Recent research has shown that the UAE has been named as the most popular tourist destination for 2021. It topped the list of a study conducted by global travel company, Kuoni, who revealed that the country has emerged as ‘the world’s most searched destination for 2021’ for tourism, in 11 countries. In addition, new research conducted by Hilton in the UAE, revealed that UAE residents are already gearing up for a busy year of travel in 2021. More than 50 per cent of survey respondents, which included UAE Nationals, said that they are planning three or more holidays in 2021 if global travel advice allows, with the main reasons being missed holidays due to the pandemic and the desire to revisit treasured destinations with their families.
Prior to the pandemic, the direct contribution of travel and tourism to the Middle East’s GDP was predicted by the World Travel and Tourism Council, to reach $133.6 billion by 2028.
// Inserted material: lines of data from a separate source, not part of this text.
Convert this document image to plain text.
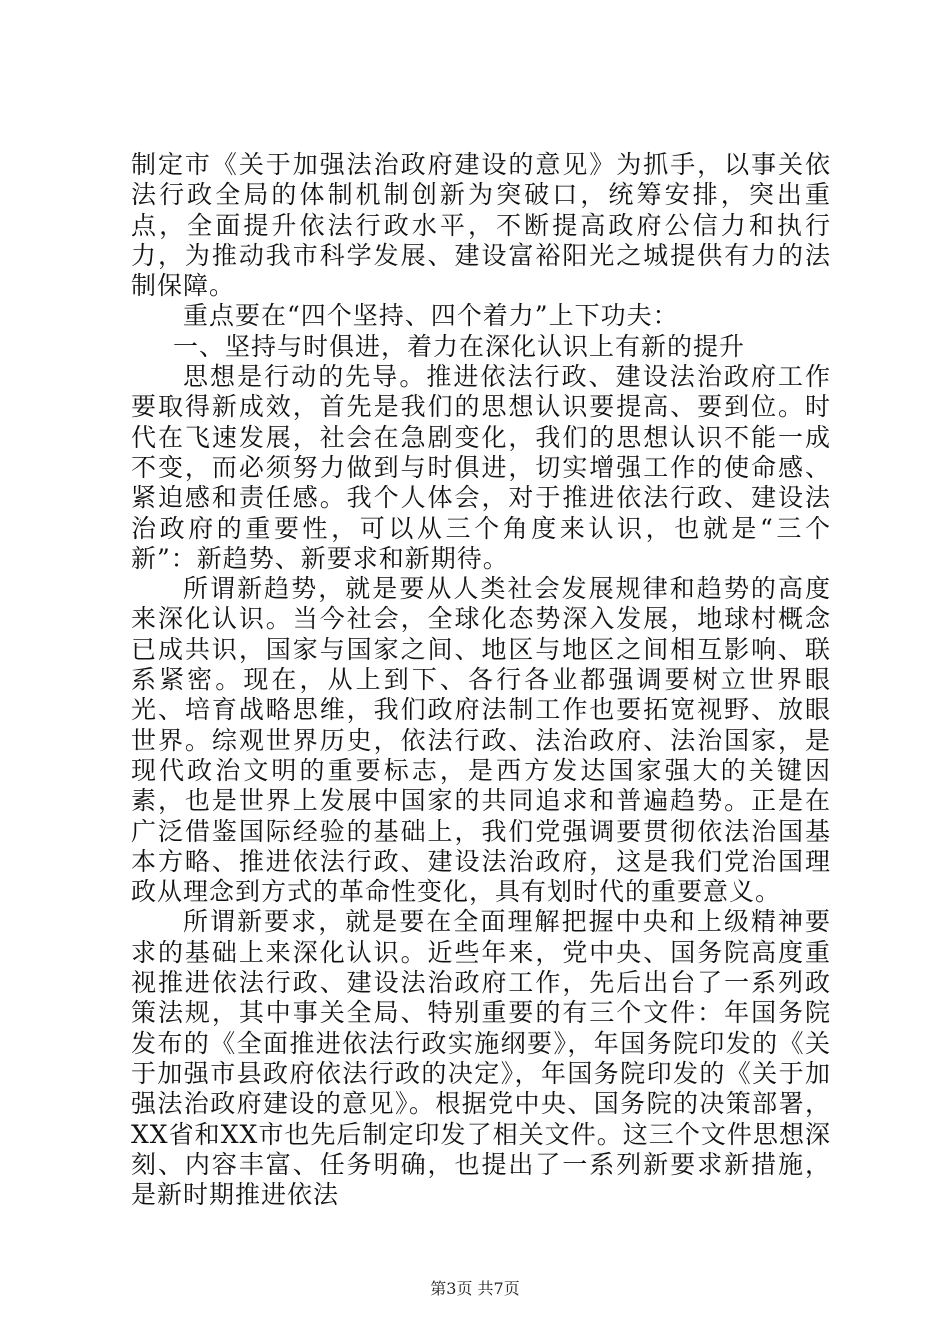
制定市《关于加强法治政府建设的意见》为抓手，以事关依法行政全局的体制机制创新为突破口，统筹安排，突出重点，全面提升依法行政水平，不断提高政府公信力和执行力，为推动我市科学发展、建设富裕阳光之城提供有力的法制保障。

重点要在“四个坚持、四个着力”上下功夫：

一、坚持与时俱进，着力在深化认识上有新的提升

思想是行动的先导。推进依法行政、建设法治政府工作要取得新成效，首先是我们的思想认识要提高、要到位。时代在飞速发展，社会在急剧变化，我们的思想认识不能一成不变，而必须努力做到与时俱进，切实增强工作的使命感、紧迫感和责任感。我个人体会，对于推进依法行政、建设法治政府的重要性，可以从三个角度来认识，也就是“三个新”：新趋势、新要求和新期待。

所谓新趋势，就是要从人类社会发展规律和趋势的高度来深化认识。当今社会，全球化态势深入发展，地球村概念已成共识，国家与国家之间、地区与地区之间相互影响、联系紧密。现在，从上到下、各行各业都强调要树立世界眼光、培育战略思维，我们政府法制工作也要拓宽视野、放眼世界。综观世界历史，依法行政、法治政府、法治国家，是现代政治文明的重要标志，是西方发达国家强大的关键因素，也是世界上发展中国家的共同追求和普遍趋势。正是在广泛借鉴国际经验的基础上，我们党强调要贯彻依法治国基本方略、推进依法行政、建设法治政府，这是我们党治国理政从理念到方式的革命性变化，具有划时代的重要意义。

所谓新要求，就是要在全面理解把握中央和上级精神要求的基础上来深化认识。近些年来，党中央、国务院高度重视推进依法行政、建设法治政府工作，先后出台了一系列政策法规，其中事关全局、特别重要的有三个文件：年国务院发布的《全面推进依法行政实施纲要》，年国务院印发的《关于加强市县政府依法行政的决定》，年国务院印发的《关于加强法治政府建设的意见》。根据党中央、国务院的决策部署，XX省和XX市也先后制定印发了相关文件。这三个文件思想深刻、内容丰富、任务明确，也提出了一系列新要求新措施，是新时期推进依法

第3页 共7页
“Whilst the behaviour or priorities might have changed, people will want to reunite with their families and friends and for that to happen, we believe many will consider pursuing international travel once the circumstances allow so,” Cordon said. “Looking at the future of the travel and hospitality industry in general, I believe we will see much more technology, and it will be a key tool in the revival of our sector. Almost every aspect of the hospitality experience will have a digital component.”
Key trends to monitor
“I believe one of the positive effects of an otherwise very tragic 2020 situation is that citizens and residents across the world have discovered or rediscovered their own home country as a tourist destination,” said Nicolas Mayer. “This has happened globally, and in the GCC this development was particularly strong in UAE and KSA. Tourism providers have done an excellent job at creating new offers, targeted towards local resident visitors, and I believe that staycations will remain an important, larger segment of overall tourism, even once the situation goes back to a totally normal one.”
Similarly, Tim Cordon revealed that, over the past few months, many residents have been opting for mini getaways and staycations, preferring to stay within their country, due to international travel restrictions. Google searches related to staycations in the Middle East and North Africa have risen more than 400 per cent since March.
“This shows us how much the consumers’ attitude towards travel has altered. We believe this trend is expected to further strengthen in the coming months,” he said. “We can already see that the unique selling points of a hotel no longer focus solely on location – it focuses on the flexibility the guest has in terms of bookings and cancelations, the type of experience the guest will receive when staying at the hotel and of course their safety.”
One type of international visitor arrivals that may still not recover substantially in 2021 is business travel, Mayer pointed out. “Currently, the hurdles to business travel are often still quite cumbersome, either in the destination, or more often, upon return to the home country, in the form of extended quarantines or testing regimes. Many companies are also looking at sources of savings, and business travel expenses is one area where many global players have decided to realise some of these savings. We may see in the long run that some types of business travel never recover to pre-covid levels.”
“We will however see a sustained increase of long term visits, from visitors that chose a certain region as a temporary home from where to work and play,” he added. “They will choose locations in which they trust, and where they believe that they will be able to experience the most optimal mix of professional opportunities and leisure offerings. The new remote worker visa options offered in Dubai will accelerate that trend, and we will see significant growth in the “workation” segment. Lastly, we will of course see a gradual and accelerating return of more classical patterns of tourism, with individual tourism arrivals recovering first, and MICE tourism perhaps lagging a little longer.”